Tuam Herald 4th September, 1920 p.2 (abridged)TTTTTT
A correspondent sends us some interesting  details of the malicious burning of Tyrone House, the ancestral home of the St. Georges – a family settled in Ireland for over three hundred years, and for over one hundred, the most prominent and influential in the county of Galway. This splendid and imposing structure, which could be seen for miles around, was built by the late Christopher St. George, D.L., at a cost  of over fifty thousand pounds.  It could not be built now for two hundred thousand pounds. It was in the late Georgian style and the finest house in Ireland. The ceilings were all painted by Italian masters and were regular works of art. The mantle pieces were of rare Italian marble and very costly. In the hall was a fine full-sized marble statue of Baron St. George, again the work of an Italian artist. The head was broken off the night of the raid.  All the ceilings and mantle pieces are now ruined, and the entire structure an empty shell and ruin.
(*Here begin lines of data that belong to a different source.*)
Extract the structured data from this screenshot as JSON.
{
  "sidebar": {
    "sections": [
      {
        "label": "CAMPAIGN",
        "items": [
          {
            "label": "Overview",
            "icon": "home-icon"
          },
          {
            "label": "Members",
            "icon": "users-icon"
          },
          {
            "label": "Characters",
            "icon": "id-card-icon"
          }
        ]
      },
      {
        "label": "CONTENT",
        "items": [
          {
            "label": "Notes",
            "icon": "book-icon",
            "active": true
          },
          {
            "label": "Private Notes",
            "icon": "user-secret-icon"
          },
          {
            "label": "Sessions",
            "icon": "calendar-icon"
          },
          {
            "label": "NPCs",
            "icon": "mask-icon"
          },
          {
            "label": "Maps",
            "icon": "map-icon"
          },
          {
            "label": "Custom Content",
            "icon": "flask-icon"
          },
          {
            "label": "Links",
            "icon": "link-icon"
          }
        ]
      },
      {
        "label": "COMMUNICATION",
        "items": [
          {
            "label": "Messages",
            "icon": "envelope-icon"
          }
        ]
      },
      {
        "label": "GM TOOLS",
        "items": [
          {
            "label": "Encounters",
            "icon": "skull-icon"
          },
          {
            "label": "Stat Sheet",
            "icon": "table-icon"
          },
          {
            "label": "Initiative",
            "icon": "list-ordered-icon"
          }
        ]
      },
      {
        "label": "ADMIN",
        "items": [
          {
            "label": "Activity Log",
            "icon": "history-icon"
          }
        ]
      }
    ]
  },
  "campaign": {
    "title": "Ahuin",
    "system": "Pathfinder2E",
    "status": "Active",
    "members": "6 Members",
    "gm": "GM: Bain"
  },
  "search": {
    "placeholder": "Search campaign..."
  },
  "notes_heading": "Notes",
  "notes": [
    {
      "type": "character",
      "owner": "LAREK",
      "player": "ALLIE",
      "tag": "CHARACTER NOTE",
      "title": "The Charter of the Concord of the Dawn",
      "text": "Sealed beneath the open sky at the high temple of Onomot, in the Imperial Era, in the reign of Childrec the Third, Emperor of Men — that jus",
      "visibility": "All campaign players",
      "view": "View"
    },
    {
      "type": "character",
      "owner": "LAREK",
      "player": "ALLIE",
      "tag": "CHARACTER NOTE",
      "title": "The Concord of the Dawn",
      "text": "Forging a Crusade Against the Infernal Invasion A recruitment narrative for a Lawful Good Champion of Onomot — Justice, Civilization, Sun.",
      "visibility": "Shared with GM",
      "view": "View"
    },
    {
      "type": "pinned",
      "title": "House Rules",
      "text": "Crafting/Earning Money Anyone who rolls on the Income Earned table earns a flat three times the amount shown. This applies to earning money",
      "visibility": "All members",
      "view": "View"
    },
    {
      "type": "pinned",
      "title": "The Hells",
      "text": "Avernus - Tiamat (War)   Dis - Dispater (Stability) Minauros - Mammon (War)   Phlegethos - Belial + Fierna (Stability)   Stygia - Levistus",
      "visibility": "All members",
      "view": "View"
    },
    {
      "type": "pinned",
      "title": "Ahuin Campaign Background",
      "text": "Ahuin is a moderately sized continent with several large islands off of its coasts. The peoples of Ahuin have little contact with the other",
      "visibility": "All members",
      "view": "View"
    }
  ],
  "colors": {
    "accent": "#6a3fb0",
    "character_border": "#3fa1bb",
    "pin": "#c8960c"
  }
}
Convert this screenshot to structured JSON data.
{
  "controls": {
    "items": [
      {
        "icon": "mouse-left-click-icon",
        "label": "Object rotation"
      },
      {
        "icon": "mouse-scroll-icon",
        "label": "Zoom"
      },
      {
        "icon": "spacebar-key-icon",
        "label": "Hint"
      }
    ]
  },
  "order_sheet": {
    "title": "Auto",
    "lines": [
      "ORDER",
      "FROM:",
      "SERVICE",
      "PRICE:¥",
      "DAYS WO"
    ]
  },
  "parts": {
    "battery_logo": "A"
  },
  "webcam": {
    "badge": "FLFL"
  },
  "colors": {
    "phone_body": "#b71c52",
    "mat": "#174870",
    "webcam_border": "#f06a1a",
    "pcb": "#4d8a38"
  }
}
There was no grounds for the report that the military or police intended or were to occupy the house, and agrarian motives are believed to have inspired and instigated this act of purely wanton destruction.

Of late years the place was freely allowed to be used by pleasure parties who came out from Loughrea and other places to have a dance which cost them nothing, and who were never prevented from having their pleasure and a dance on the spacious floor of the dining room.  They can now no longer do so, where in olden days the finest balls in the county Galway took place.